Revelations and repetitions. Travels are often polemic. You argue with what was established as a cliché, try to discover a different, deeper reality. You deny prejudice, fears from the unknown, knowledge and beauty which do not exist.
However, travels are not revelations any more. Everything is already seen and you will never be in a position of our famous travelogue writers Dučić or Velimirović, who were discovering a different reality. The world repeats and you cannot resist the impression that the images you are seeing were already seen and that reality is almost the same everywhere.

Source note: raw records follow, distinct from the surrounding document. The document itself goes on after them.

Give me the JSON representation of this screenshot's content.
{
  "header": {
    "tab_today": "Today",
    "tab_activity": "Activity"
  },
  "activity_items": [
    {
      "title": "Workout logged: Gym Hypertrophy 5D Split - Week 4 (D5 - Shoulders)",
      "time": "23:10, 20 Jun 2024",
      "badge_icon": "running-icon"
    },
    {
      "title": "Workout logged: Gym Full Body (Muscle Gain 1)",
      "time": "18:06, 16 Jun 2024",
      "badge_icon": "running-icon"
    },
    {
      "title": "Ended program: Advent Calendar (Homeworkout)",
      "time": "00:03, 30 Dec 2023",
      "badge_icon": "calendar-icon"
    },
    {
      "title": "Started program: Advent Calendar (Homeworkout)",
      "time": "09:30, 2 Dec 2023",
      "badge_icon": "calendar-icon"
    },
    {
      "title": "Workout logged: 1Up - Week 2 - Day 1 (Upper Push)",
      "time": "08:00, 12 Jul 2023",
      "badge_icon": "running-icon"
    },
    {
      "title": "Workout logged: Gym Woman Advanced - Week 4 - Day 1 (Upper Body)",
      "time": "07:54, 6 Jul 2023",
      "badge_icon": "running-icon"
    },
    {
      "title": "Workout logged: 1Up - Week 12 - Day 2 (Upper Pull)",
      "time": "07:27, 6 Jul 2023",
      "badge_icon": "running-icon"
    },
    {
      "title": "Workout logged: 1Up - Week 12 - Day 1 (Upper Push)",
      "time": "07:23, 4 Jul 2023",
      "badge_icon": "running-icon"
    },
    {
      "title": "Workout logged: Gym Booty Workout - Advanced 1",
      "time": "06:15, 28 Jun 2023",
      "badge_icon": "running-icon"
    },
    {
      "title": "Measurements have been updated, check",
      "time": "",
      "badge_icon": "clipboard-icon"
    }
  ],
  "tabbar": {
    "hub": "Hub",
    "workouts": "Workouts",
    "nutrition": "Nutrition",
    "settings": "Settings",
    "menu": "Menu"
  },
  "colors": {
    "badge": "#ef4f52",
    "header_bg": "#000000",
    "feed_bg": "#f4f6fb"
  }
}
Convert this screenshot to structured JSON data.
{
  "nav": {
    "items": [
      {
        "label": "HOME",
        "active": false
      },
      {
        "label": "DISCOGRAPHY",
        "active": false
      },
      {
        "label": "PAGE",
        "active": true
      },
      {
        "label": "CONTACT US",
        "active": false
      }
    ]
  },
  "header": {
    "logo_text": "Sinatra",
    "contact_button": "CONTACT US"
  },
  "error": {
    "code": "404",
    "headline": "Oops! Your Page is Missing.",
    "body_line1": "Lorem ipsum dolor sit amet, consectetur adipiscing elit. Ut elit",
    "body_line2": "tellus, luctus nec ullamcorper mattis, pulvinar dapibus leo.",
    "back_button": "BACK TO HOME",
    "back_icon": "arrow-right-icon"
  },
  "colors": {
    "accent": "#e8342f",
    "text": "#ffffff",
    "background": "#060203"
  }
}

Strength for writing. We are overtired, occupied, possessed. It is not possible to write in such a state. Writing requests openness, freedom, internal will to accept the world, to feel it and receive it with all its controversies. Both the external world and the one you are creating. Being ready to feel the shiver of a leaf, to sympathize and be motionless in order to dive into an event. In order for that to be possible, you must be strong to free yourself from the agonies of everyday life.

***

Road, Signs
Jovan Zivlak (Nakovo, 1947), poet, essayist and critic. He graduated from the Faculty of Philosophy in Novi Sad, Department of Serbian Language and Literature. He was editor-in-chief of Polja magazine, head of ”Svetovi” Publishing House, now head of ”Adresa”. Initiator and editor of Golden Beam magazine (since 2001). Founder and director of the International Literary Festival of Novi Sad (since 2005). President of the Literary Society of Vojvodina from 2002 to 2010. He published fourteen books of poetry in Serbian (since 1969) and four books of essays (since 1996). Included in many Serbian and international anthologies. His books were translated into French, Hungarian, Italian, Slovakian, Romanian, Bulgarian, German, Polish and Spanish. Winner of sixteen respectable Serbian and international awards.

***

Echoes
The other should not be apsolutized. However, a person who understands art, who is able to talk, is necessary for literature. There is no perfect reader, because a reader is, before all, from the writer’s point of view, a picture of an encounter of different visions and understanding of art. You must be sensitive and skillful to achieve such a position. I could say that I have the privilege to talk with extraordinary and friendly people about my new texts. My most intent reader is my wife Jovanka Nikolić, also writer, who has been helping me immensely for four decades now.

***

Music
My music is ecstatic, Dionysian. I don’t have time for light, simple, entertaining music. I like reflection in music, weight, darkness. Sometimes music irritates me, torments me, because it is requesting, asks a lot from us. One should be prepared, open for music. I listened to Scriabin, Arvo Part and Rene Aubry recently, a seemingly light and ironic composer.
Of course, there are other kinds of music that evoke important social events or pictures of the culture I am related to, testifying about my boyhood and youth emotions, which echo in my soul like a plucked out word or sentence of a past life, the life of the community I belong to.